Ouray is known for its ice climbing and its hot springs. We went to Orvis hot springs. It was beautiful and relaxing. Unfortunately I can’t show you. It is a clothing optional hot spring and no cameras were allowed in. For the record, I opted to leave my swimming trunks on.
On our final day, we headed up to Mesa Lakes to do some snowshoeing. Again, we drove up into the mountains. The lodge where we rented our snowshoes from was at just under 10,000 feet in elevation. Once we got going, we estimated that the snow was a minimum of five feet deep in some areas. You would not want to sink in. At one point, we came to a bridge we had to cross. It had a foot and a half of snow on top with a very narrow flat surface. Katie and her aunt crawled across while her uncle and I braved walking across…very slowly and very carefully.
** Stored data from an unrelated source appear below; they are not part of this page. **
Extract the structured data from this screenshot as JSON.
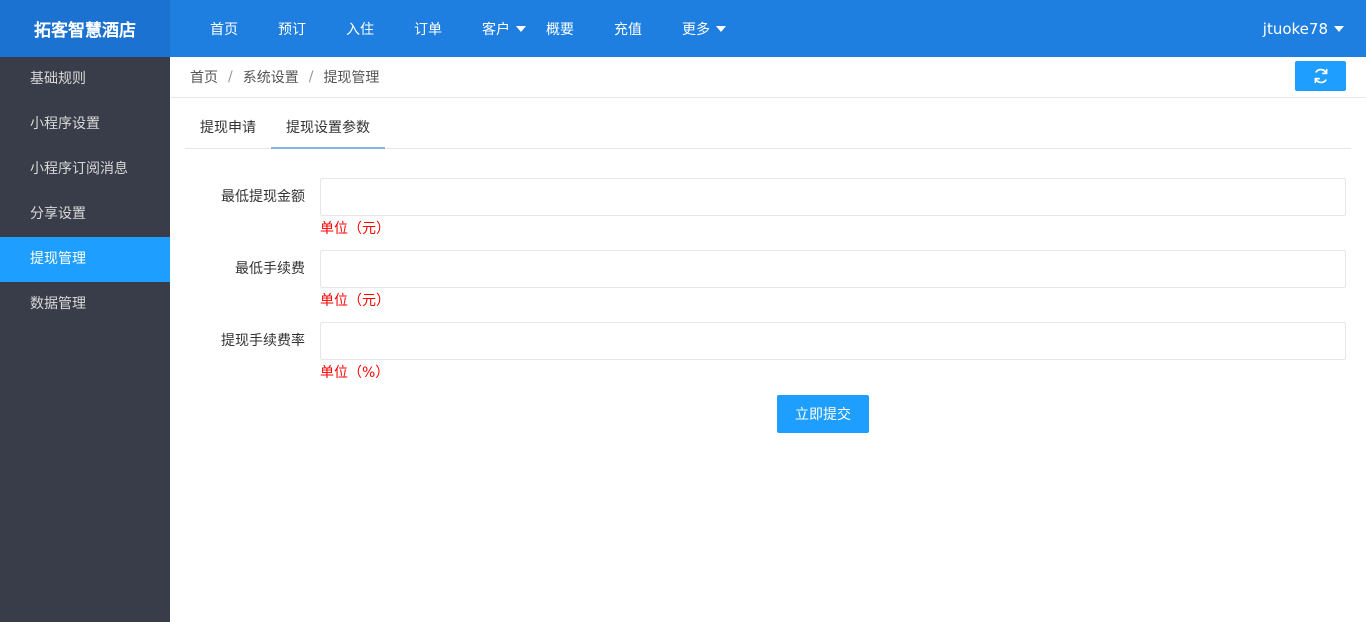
{
  "app": {
    "logo_text": "拓客智慧酒店"
  },
  "topnav": {
    "items": [
      {
        "label": "首页"
      },
      {
        "label": "预订"
      },
      {
        "label": "入住"
      },
      {
        "label": "订单"
      },
      {
        "label": "客户",
        "has_dropdown": true
      },
      {
        "label": "概要"
      },
      {
        "label": "充值"
      },
      {
        "label": "更多",
        "has_dropdown": true
      }
    ],
    "user": {
      "name": "jtuoke78"
    }
  },
  "sidebar": {
    "items": [
      {
        "label": "基础规则"
      },
      {
        "label": "小程序设置"
      },
      {
        "label": "小程序订阅消息"
      },
      {
        "label": "分享设置"
      },
      {
        "label": "提现管理",
        "active": true
      },
      {
        "label": "数据管理"
      }
    ]
  },
  "breadcrumb": {
    "items": [
      "首页",
      "系统设置",
      "提现管理"
    ],
    "separator": "/"
  },
  "tabs": {
    "items": [
      {
        "label": "提现申请"
      },
      {
        "label": "提现设置参数",
        "active": true
      }
    ]
  },
  "form": {
    "fields": [
      {
        "label": "最低提现金额",
        "value": "",
        "placeholder": "",
        "hint": "单位（元）"
      },
      {
        "label": "最低手续费",
        "value": "",
        "placeholder": "",
        "hint": "单位（元）"
      },
      {
        "label": "提现手续费率",
        "value": "",
        "placeholder": "",
        "hint": "单位（%）"
      }
    ],
    "submit_label": "立即提交"
  },
  "colors": {
    "topbar": "#1E7FE0",
    "sidebar": "#393D49",
    "accent": "#1E9FFF",
    "hint": "#FF0000"
  },
  "icons": {
    "refresh": "refresh-icon",
    "caret": "caret-down-icon"
  }
}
The trail winding through the trees was very beautiful.
After we finished a loop of one lake, I continued on alone for another twenty minutes or so because I was having so much fun. I decided to take a self portrait in front of one of the snow-covered lakes.
That was all she wrote. The next morning, we headed back to the Grand Junction airport — an airport so small it only has six gates. Oddly enough, I couldn’t remember which gate the lady and the check-in counter said we needed to be at for our flight to Denver. When I saw this sign, I guessed we were at the right one.
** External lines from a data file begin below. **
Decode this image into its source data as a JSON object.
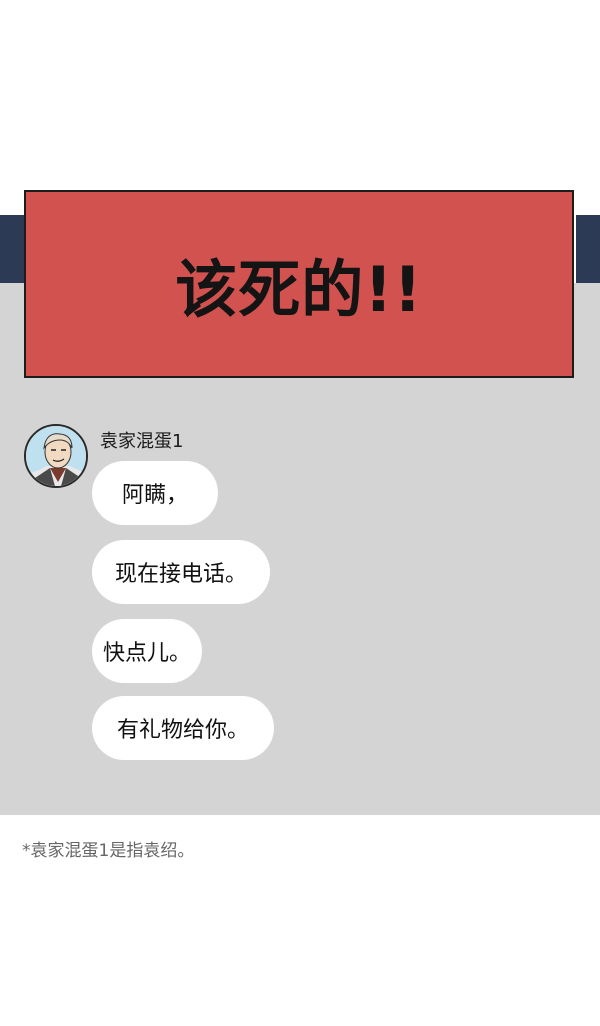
{
  "panel": {
    "shout": "该死的!!"
  },
  "chat": {
    "sender": "袁家混蛋1",
    "messages": [
      "阿瞒，",
      "现在接电话。",
      "快点儿。",
      "有礼物给你。"
    ]
  },
  "footnote": "*袁家混蛋1是指袁绍。",
  "colors": {
    "shout_background": "#d25250",
    "chat_background": "#d4d4d4",
    "side_bars": "#2c3a55",
    "bubble": "#ffffff"
  }
}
I loved every part of this trip. In fact, I would love to live near Grand Junction. The outdoorsman and adventurer inside me would be busy all of the time. I definitely think another trip is in order to see more of the beautiful scenery and do more of the outdoor activities that appeal to the mountain man inside.
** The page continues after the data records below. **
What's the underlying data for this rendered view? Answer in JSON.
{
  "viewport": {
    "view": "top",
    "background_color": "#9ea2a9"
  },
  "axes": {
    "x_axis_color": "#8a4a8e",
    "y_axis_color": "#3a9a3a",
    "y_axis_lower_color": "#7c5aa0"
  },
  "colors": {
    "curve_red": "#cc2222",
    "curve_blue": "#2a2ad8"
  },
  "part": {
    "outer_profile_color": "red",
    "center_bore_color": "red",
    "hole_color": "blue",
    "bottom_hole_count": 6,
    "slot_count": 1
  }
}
Great, GREAT photos brother. You were made for a camera in your hands.
Thanks Ryan. It is also hard to take a bad photo when the world around is so beautiful.
Hi there Max,
I was wondering if you could help me! I’m planning a road trip with some friends in May, we’re going to be travelling through the Arches National Park.
I have a photo of myself sitting infront of an arch from 1988, when I was 7yrs old. I couldn’t believe it when I Googled and found the extact same one here on your page (day 3)! I would love to find that same arch and get an updated version! For one, my hair is better and my knees aren’t nearly so knobbly…
Is this one easy to spot? Could you give me any pointers on how to go about finding it? Is it on a certain trail? We only have one day to explore- and some driving too, so not even a whole day really.
Please forgive me if I am wrong since it has been a year since I made this trip.
I believe that was a view from the primitive trail around “Double Arch” in “The Windows” section. On this map, you can see it on the right hand side in the center.
I remember from the parking lot, there is a wooden path up to the arches. From there, you can take the primitive trail that wraps around the backside which would be from where I took that image.
I hope that helps!
I saw this picture and one other with the DMC-LZ8. IMHO it shoots better than the tz5. I thought that the color quality and sharpness is beyond reproach. I have played with Panasonic’s dmc-ls80 and ls85. The ls80 shoots darn good videos with nice mono sound. The ls85 is a very capable snapshooter below the league of the LZ8 but great because it is small. It takes slightly noiser videos than the 80 but they are razor sharp with the camera giving great mono audio. The TZ5’s 720P high def mode however appears to be superb;virtually video noise free with great color and briteness.
The DMC-LZ8 is tremendous especially considering its price point which was right around $100 when I bought it. I haven’t compared it with the other models you listed but on every Panasonic point-and-shoot I have used, the still image quality and video have been rather remarkable.
However, on the video front, I am really liking the Casio point-and-shoot cameras. Not only do they do HD, many of them have high-speed shooting modes allowing for super slow motion. Some of them now allow for over 1000 fps at a lower web resolution. Still image quality is pretty stellar as well.